The video, published in the artist's account after the sale, raises as many questions as answers. When was the crusher installed? In 2006, when the work was done? Or at some later time (actually it just says "A few years ago")? Documentation has always been part of their practice, but did Banksy actually record a video of the installation more than a decade ago (pre-smartphone and definitely pre-Instagram), and kept it just in case?
Sotheby & s says he has no idea how this happened. "Like the whole art world, we were surprised," said the representative.
If, as many people speculate, the most logical person who sold the job was Banksy himself or a front for Banksy, and the trick really affected the value of a job sold at a public auction, one way or another, right?

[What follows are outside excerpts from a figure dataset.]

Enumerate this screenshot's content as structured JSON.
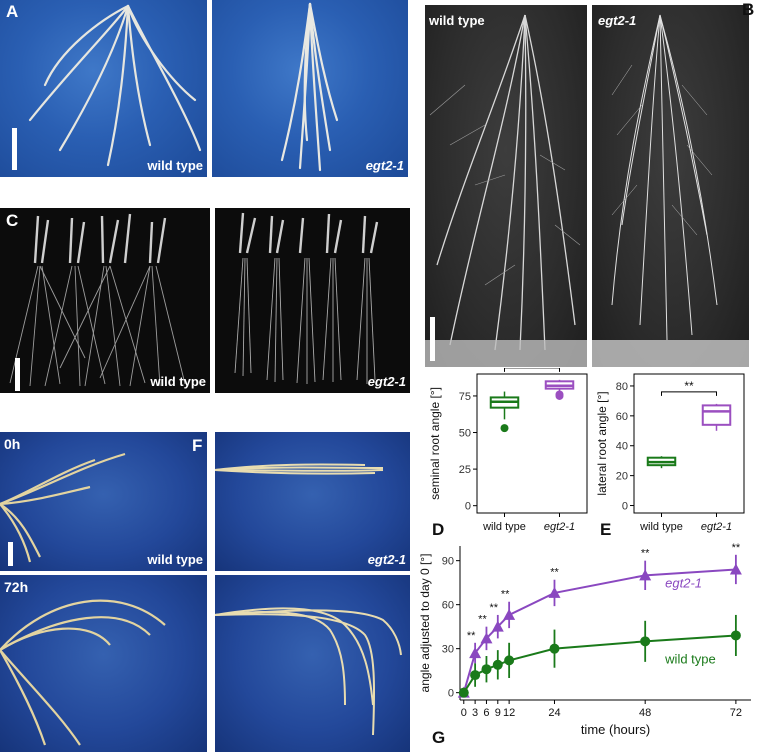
{
  "panels": {
    "A": {
      "letter": "A",
      "left_caption": "wild type",
      "right_caption": "egt2-1"
    },
    "B": {
      "letter": "B",
      "left_caption": "wild type",
      "right_caption": "egt2-1"
    },
    "C": {
      "letter": "C",
      "left_caption": "wild type",
      "right_caption": "egt2-1"
    },
    "F": {
      "letter": "F",
      "time_top": "0h",
      "time_bottom": "72h",
      "left_caption": "wild type",
      "right_caption": "egt2-1"
    },
    "D": {
      "letter": "D"
    },
    "E": {
      "letter": "E"
    },
    "G": {
      "letter": "G"
    }
  },
  "chart_data": [
    {
      "id": "D",
      "type": "box",
      "ylabel": "seminal root angle [°]",
      "categories": [
        "wild type",
        "egt2-1"
      ],
      "yticks": [
        0,
        25,
        50,
        75
      ],
      "ylim": [
        -5,
        90
      ],
      "boxes": [
        {
          "name": "wild type",
          "color": "#1a7a1a",
          "q1": 67,
          "median": 71,
          "q3": 74,
          "whisker_low": 59,
          "whisker_high": 78,
          "outliers": [
            53
          ]
        },
        {
          "name": "egt2-1",
          "color": "#9b4fc0",
          "q1": 80,
          "median": 82,
          "q3": 85,
          "whisker_low": 78,
          "whisker_high": 86,
          "outliers": [
            76,
            75
          ]
        }
      ],
      "significance": "**"
    },
    {
      "id": "E",
      "type": "box",
      "ylabel": "lateral root angle [°]",
      "categories": [
        "wild type",
        "egt2-1"
      ],
      "yticks": [
        0,
        20,
        40,
        60,
        80
      ],
      "ylim": [
        -5,
        88
      ],
      "boxes": [
        {
          "name": "wild type",
          "color": "#1a7a1a",
          "q1": 27,
          "median": 29,
          "q3": 32,
          "whisker_low": 25,
          "whisker_high": 33,
          "outliers": []
        },
        {
          "name": "egt2-1",
          "color": "#9b4fc0",
          "q1": 54,
          "median": 63,
          "q3": 67,
          "whisker_low": 50,
          "whisker_high": 68,
          "outliers": []
        }
      ],
      "significance": "**"
    },
    {
      "id": "G",
      "type": "line",
      "xlabel": "time (hours)",
      "ylabel": "angle adjusted to day 0 [°]",
      "xticks": [
        0,
        3,
        6,
        9,
        12,
        24,
        48,
        72
      ],
      "yticks": [
        0,
        30,
        60,
        90
      ],
      "xlim": [
        -1,
        76
      ],
      "ylim": [
        -5,
        100
      ],
      "series": [
        {
          "name": "egt2-1",
          "color": "#8a48c0",
          "marker": "triangle",
          "x": [
            0,
            3,
            6,
            9,
            12,
            24,
            48,
            72
          ],
          "y": [
            0,
            27,
            37,
            45,
            53,
            68,
            80,
            84
          ],
          "err": [
            0,
            7,
            8,
            8,
            9,
            9,
            10,
            10
          ]
        },
        {
          "name": "wild type",
          "color": "#1a7a1a",
          "marker": "circle",
          "x": [
            0,
            3,
            6,
            9,
            12,
            24,
            48,
            72
          ],
          "y": [
            0,
            12,
            16,
            19,
            22,
            30,
            35,
            39
          ],
          "err": [
            0,
            8,
            9,
            10,
            12,
            13,
            14,
            14
          ]
        }
      ],
      "significance": [
        "**",
        "**",
        "**",
        "**",
        "**",
        "**",
        "**"
      ],
      "significance_x": [
        3,
        6,
        9,
        12,
        24,
        48,
        72
      ]
    }
  ]
}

Does it count as a type of market manipulation?
In fact, if the auction house knew (or even suspected) the impending trick, gave an estimate and let the bidders believe it, knowing that some event was going to happen and that it would change its value, is not that also deceptive? ?
It's really lucky for Sotheby's that this anonymous buyer is so nice with all this (and note, oddly, that if she were an "anonymous male" buyer, people would still be guessing that it was Banksy …), but still we have to ask
It would be interesting to know what behind-the-scenes negotiations took place after (or before) the sale. The buyer says he was disappointed at the beginning when Little girl with balloon destroyed itself, but ultimately turned around.
If Sotheby & # 39; s was in the gag, as we expected them to, because otherwise they would look very clumsy, surely they would risk to irritate all the customers they called "an intense bidding battle. in the room and on the phones "?
"Like Sotheby's, the buyer had absolutely nothing to do with the joke," said the auction house spokesman. "Beyond that, we do not discuss conversations with our clients."
Here is the description of the catalog for the work previously known as Little girl with balloon. (Sotheby's told artnet News that the note was written by the contemporary team in London).
"Surrounded by an ornate gold frame, an integral element of the work of art chosen by Banksy himself, the present work is a kitschy emblem of pathos. Instantly, Banksy's graffiti image is a perfect encapsulation of human emotion for the short attention span of our era of social networks: it seductively mocks the art world mentality and, in doing so, attracts many, for whom it represents a contemporary Expression of holiness, a bright and vivid symbol of eternal hope. Ultimately, however, Girl with Balloon is Banksy's godfather of art: whether you are for or against him, this image completely summarizes the immediacy and controversy surrounding the artist's mission. "
Can it be obtained instantly?
Somebody got well! We are still finding out who!